Coupling optical fibers to a photonic integrated circuit (PIC) chip is a difficult task, especially for multiple fiber connections at once. This is because the size of the optical field inside the PIC waveguides is on the order of a micron, which means that the fiber connection needs to be positioned with sub-micron precision in three dimensions to achieve an optimal coupling. For attachments of one or two fibers to a single PIC output/input waveguide, there are standard methods, which are undesirably costly. However, no good, reliable and cheap solutions exist to attach multiple fibers to a PIC chip.

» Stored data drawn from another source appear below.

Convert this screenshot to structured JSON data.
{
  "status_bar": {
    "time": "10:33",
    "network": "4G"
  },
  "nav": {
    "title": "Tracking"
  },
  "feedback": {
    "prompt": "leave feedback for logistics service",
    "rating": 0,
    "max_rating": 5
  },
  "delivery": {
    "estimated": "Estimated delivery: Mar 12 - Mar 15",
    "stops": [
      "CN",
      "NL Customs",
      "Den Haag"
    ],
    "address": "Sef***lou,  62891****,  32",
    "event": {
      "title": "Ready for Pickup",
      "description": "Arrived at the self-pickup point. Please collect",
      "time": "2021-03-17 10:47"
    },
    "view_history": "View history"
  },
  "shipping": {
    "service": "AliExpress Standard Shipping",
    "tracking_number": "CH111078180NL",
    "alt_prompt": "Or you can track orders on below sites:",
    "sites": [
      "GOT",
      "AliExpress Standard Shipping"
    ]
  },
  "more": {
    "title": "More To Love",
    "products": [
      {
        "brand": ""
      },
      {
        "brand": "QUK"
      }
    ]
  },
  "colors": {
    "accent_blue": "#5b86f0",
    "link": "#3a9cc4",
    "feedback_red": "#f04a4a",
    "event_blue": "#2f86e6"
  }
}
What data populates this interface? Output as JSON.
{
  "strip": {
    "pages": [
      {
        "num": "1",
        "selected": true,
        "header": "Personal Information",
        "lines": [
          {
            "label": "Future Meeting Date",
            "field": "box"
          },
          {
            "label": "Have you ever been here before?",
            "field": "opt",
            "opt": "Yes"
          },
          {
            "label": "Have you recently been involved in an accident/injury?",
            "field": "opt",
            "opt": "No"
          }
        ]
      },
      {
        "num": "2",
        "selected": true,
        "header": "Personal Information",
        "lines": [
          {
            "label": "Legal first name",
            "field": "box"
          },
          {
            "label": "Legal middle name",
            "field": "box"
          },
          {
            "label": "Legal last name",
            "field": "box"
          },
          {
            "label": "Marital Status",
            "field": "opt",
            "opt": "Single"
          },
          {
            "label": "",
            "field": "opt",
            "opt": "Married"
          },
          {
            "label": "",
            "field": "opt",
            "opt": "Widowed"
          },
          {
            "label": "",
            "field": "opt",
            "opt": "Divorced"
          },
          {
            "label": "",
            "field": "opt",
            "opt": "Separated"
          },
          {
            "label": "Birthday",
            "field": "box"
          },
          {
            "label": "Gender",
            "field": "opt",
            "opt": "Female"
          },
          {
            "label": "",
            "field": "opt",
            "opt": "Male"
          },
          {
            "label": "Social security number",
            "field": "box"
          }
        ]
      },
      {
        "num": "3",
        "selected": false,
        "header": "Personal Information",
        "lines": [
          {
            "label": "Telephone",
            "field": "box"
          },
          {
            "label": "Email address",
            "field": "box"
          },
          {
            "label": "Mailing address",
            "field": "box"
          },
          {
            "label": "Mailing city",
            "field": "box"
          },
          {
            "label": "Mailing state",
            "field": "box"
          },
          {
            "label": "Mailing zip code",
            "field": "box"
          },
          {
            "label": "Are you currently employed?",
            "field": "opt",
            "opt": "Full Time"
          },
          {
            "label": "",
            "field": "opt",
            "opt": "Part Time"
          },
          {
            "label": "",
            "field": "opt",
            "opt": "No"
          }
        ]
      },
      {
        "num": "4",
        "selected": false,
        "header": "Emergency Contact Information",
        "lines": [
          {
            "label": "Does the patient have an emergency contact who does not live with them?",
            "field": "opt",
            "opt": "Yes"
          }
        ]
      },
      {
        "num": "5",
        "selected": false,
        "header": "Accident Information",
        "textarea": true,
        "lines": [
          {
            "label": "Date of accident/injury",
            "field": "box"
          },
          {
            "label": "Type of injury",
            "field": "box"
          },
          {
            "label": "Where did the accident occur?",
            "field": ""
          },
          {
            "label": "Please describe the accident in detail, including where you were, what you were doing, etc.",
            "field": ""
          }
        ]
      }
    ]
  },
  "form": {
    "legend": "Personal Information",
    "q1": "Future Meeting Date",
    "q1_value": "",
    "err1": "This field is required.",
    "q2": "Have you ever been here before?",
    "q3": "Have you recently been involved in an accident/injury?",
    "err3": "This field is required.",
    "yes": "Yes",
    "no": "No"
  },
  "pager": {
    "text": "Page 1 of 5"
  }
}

Multiple fiber-chip couplings have been carried out so far by using a lensed fiber array that is accurately aligned to the outputs of the PIC chip and then fixed and possibly fine-adjusted after fixing. This is difficult and costly and the precision with which fiber arrays are fabricated is on the order of a micron, and reaching sub-micron precision requires careful selection of individual fibers. Another method uses a lens-array for beam expansion. Careful alignment of a second lens-array is needed. Both methods require “active alignment” where light is generated or detected on the PIC chip and the optical coupling is optimized by maximizing the coupled optical power to the optical fiber arrays. Passive alignment is a simpler process where parts are aligned without illuminating them and optimizing optical signals.
It would be an advance in the art to provide high-performance optical coupling to a PIC chip using passive alignment.